Landing-page paths such as /guide

The Worker does not hardcode a standalone /guide branch. It serves landing-page routes dynamically when a published route manifest exists for the request host and normalized path. That means /guide is public when Apex has registered a published landing page route for that host/path.

Landing-page responses:

BehaviorNotes
MethodsGET and HEAD.
RoutingHost and normalized path are looked up in KV.
StoragePublished HTML and assets are read from R2.
VariantsIf a landing-page experiment variant is configured, the Worker assigns by visitor ID and serves variant HTML.
HeadersResponses include x-apex-landing-page-id, version, publish ID, cache key, and x-drip-edge: landing-page.

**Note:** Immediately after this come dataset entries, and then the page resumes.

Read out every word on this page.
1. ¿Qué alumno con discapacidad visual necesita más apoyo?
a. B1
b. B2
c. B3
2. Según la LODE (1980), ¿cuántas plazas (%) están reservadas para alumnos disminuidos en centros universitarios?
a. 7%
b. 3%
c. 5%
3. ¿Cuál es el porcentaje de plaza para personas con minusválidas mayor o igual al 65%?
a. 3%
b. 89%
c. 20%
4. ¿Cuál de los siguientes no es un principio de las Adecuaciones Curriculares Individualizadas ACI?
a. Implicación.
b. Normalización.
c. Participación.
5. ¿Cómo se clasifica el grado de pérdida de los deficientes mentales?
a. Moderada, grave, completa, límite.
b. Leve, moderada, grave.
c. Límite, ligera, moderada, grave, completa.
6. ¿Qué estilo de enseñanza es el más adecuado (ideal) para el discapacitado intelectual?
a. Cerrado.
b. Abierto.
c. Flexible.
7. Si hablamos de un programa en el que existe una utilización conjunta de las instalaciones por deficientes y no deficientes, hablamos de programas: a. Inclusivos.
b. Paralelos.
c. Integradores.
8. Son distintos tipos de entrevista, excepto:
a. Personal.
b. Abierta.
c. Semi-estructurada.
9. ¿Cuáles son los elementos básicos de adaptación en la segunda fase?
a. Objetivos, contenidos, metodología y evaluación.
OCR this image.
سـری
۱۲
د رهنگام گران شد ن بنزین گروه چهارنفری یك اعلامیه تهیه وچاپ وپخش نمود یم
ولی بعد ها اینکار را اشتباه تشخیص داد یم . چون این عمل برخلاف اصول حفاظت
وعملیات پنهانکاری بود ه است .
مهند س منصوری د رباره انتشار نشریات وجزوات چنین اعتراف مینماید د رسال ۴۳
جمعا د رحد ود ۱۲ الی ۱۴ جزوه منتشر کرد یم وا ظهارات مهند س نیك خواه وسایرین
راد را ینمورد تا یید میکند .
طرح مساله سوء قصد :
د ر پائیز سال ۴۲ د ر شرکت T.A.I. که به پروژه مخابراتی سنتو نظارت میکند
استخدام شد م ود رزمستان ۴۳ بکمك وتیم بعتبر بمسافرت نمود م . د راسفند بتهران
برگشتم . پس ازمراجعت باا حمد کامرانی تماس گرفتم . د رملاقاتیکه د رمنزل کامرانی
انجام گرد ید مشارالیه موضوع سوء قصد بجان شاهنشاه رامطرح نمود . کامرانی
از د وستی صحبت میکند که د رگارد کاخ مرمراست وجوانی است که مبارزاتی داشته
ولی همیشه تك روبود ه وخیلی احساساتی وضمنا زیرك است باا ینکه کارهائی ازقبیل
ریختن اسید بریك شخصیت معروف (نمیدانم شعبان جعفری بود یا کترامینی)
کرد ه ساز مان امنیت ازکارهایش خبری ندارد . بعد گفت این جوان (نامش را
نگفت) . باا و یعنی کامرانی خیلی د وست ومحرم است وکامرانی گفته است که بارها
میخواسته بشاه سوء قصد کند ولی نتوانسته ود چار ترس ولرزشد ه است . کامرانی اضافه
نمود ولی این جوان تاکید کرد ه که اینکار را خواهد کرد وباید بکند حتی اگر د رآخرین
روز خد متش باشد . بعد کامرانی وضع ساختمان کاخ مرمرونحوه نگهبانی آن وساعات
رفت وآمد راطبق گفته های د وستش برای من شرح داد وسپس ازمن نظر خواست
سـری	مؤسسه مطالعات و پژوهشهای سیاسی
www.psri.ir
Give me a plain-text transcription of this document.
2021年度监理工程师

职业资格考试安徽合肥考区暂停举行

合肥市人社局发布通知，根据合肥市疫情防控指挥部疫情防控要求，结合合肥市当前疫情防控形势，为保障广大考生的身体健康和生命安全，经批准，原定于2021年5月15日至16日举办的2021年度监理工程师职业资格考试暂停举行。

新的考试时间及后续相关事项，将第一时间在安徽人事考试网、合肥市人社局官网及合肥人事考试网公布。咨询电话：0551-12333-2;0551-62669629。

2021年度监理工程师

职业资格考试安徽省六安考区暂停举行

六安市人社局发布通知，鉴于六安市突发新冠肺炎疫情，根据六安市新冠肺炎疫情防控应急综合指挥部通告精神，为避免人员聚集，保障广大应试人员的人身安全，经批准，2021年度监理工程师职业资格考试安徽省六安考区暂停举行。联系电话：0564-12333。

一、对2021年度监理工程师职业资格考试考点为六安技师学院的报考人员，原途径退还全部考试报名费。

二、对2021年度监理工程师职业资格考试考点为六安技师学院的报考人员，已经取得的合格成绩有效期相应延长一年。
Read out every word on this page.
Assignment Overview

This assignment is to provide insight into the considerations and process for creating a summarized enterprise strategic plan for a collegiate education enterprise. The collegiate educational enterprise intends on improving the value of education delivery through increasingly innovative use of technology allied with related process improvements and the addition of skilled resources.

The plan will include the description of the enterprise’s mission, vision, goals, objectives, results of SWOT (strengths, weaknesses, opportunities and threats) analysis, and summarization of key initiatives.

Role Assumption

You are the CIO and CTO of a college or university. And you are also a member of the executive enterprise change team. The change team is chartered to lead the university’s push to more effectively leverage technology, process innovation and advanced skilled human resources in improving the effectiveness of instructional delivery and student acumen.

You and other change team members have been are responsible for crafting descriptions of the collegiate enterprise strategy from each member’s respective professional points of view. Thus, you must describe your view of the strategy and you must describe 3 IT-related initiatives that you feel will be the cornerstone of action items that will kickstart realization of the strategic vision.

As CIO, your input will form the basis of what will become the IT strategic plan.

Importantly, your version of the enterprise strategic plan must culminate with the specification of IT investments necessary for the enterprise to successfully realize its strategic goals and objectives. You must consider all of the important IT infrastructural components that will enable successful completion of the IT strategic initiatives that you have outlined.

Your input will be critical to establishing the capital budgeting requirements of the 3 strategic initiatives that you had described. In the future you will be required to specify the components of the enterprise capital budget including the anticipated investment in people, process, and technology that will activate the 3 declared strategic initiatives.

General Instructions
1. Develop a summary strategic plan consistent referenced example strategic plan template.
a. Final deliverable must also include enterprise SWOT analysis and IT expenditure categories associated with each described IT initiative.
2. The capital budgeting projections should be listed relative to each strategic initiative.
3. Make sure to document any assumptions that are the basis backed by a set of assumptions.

GET /api/preview and /api/preview/state

Preview routes run on the preview host and proxy a signed preview session.

EndpointPurpose
/api/preview?pst=...&url=https%3A%2F%2Fexample.com%2Fproducts%2FdemoFetches the target page, rewrites HTML/CSS through the preview proxy, strips frame-blocking headers, injects the preview bridge, and stores cookies per session.
/api/preview/state?pst=...Returns preview session state as JSON.

Rules:

  • pst is required. Missing tokens return 401.
  • Only GET, HEAD, POST, PUT, PATCH, DELETE, and OPTIONS are accepted.
  • /api/preview requires a url query parameter.
  • The target host must be allowed by the signed preview session payload.
  • Responses use no-store caching.

GET /health

The health endpoint returns Worker status on control hosts:

json
{
  "ok": true,
  "service": "apex-worker",
  "environment": "production",
  "release": "release-id-or-null",
  "queue_enabled": true,
  "queue_name": "event-queue",
  "distributed_rate_limits": {
    "events_per_shop": true,
    "snippet_per_ip": true
  },
  "dead_letter_queue": {
    "ok": true
  },
  "checked_at": "2026-07-08T12:00:00.000Z"
}

The response always sets Cache-Control: no-store.